The man behind the wheel looked in the rearview mirror, said, “Shut up.”
“I have to pee.”
“Hold it.”
“Seriously, my bladder’s about to rupture. I don’t know if I can hold it much longer, and I don’t want to pee all over your seat.”
The blond said, “Take her, Marcus.” She hoped he meant the younger of the two, but the freckled man opened his door instead and helped her out of the car.
He walked her twenty feet from the Suburban to a cluster of saplings, and Kalyn pulled her panties down, lifted her skirt, and squatted.
As her piss hit the ground and steamed, Marcus did exactly what she’d hoped for—looked away.
Kalyn came quietly to her feet, stepped out of her panties, and slipped her hands over Marcus’s head, squeezing them back into his neck for all she was worth. He was a few inches taller, much stronger, but that didn’t matter, because Kalyn had the edge of the metal cuff digging into his carotid artery, the bone of her forearm crushing his windpipe, and it only took five seconds for his knees to go.

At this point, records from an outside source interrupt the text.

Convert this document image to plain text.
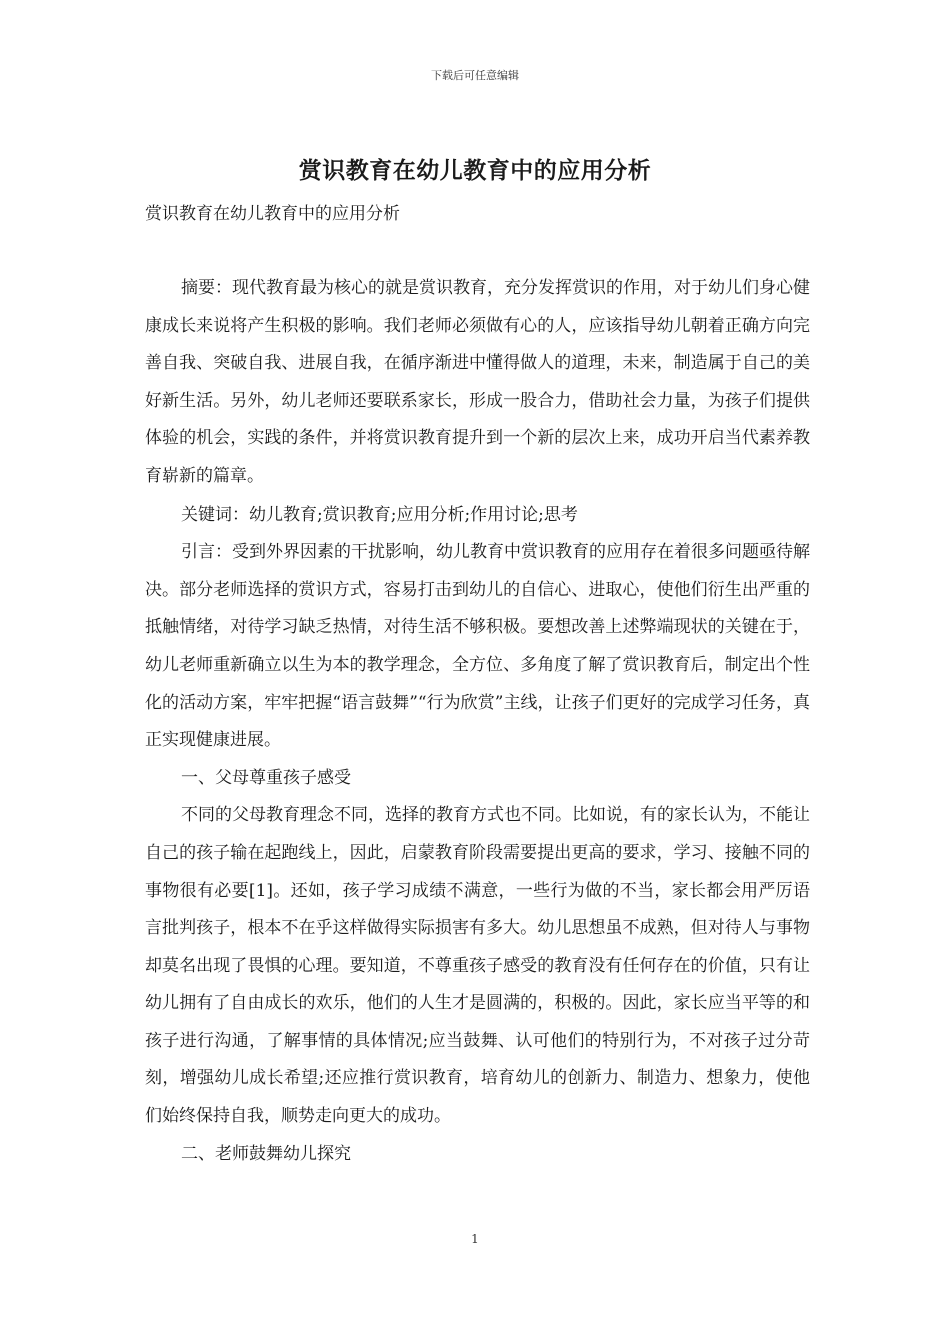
下载后可任意编辑
赏识教育在幼儿教育中的应用分析

赏识教育在幼儿教育中的应用分析

摘要：现代教育最为核心的就是赏识教育，充分发挥赏识的作用，对于幼儿们身心健康成长来说将产生积极的影响。我们老师必须做有心的人，应该指导幼儿朝着正确方向完善自我、突破自我、进展自我，在循序渐进中懂得做人的道理，未来，制造属于自己的美好新生活。另外，幼儿老师还要联系家长，形成一股合力，借助社会力量，为孩子们提供体验的机会，实践的条件，并将赏识教育提升到一个新的层次上来，成功开启当代素养教育崭新的篇章。

关键词：幼儿教育;赏识教育;应用分析;作用讨论;思考

引言：受到外界因素的干扰影响，幼儿教育中赏识教育的应用存在着很多问题亟待解决。部分老师选择的赏识方式，容易打击到幼儿的自信心、进取心，使他们衍生出严重的抵触情绪，对待学习缺乏热情，对待生活不够积极。要想改善上述弊端现状的关键在于，幼儿老师重新确立以生为本的教学理念，全方位、多角度了解了赏识教育后，制定出个性化的活动方案，牢牢把握“语言鼓舞”“行为欣赏”主线，让孩子们更好的完成学习任务，真正实现健康进展。

一、父母尊重孩子感受

不同的父母教育理念不同，选择的教育方式也不同。比如说，有的家长认为，不能让自己的孩子输在起跑线上，因此，启蒙教育阶段需要提出更高的要求，学习、接触不同的事物很有必要[1]。还如，孩子学习成绩不满意，一些行为做的不当，家长都会用严厉语言批判孩子，根本不在乎这样做得实际损害有多大。幼儿思想虽不成熟，但对待人与事物却莫名出现了畏惧的心理。要知道，不尊重孩子感受的教育没有任何存在的价值，只有让幼儿拥有了自由成长的欢乐，他们的人生才是圆满的，积极的。因此，家长应当平等的和孩子进行沟通，了解事情的具体情况;应当鼓舞、认可他们的特别行为，不对孩子过分苛刻，增强幼儿成长希望;还应推行赏识教育，培育幼儿的创新力、制造力、想象力，使他们始终保持自我，顺势走向更大的成功。

二、老师鼓舞幼儿探究

1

She dragged him behind the saplings, ripped open his vest, calculating that she had maybe ten or fifteen seconds before the other men started to wonder where they were.
She found a .357, broke open the cylinder—six rounds—snapped it closed and started toward the Suburban, her bare feet freezing as she moved low and fast across the grass and rocks. She crouched behind the Suburban and peeked around the left rear taillight, spotted the side mirror on the driver’s side, the tall blond in the reflection, his head turned, talking.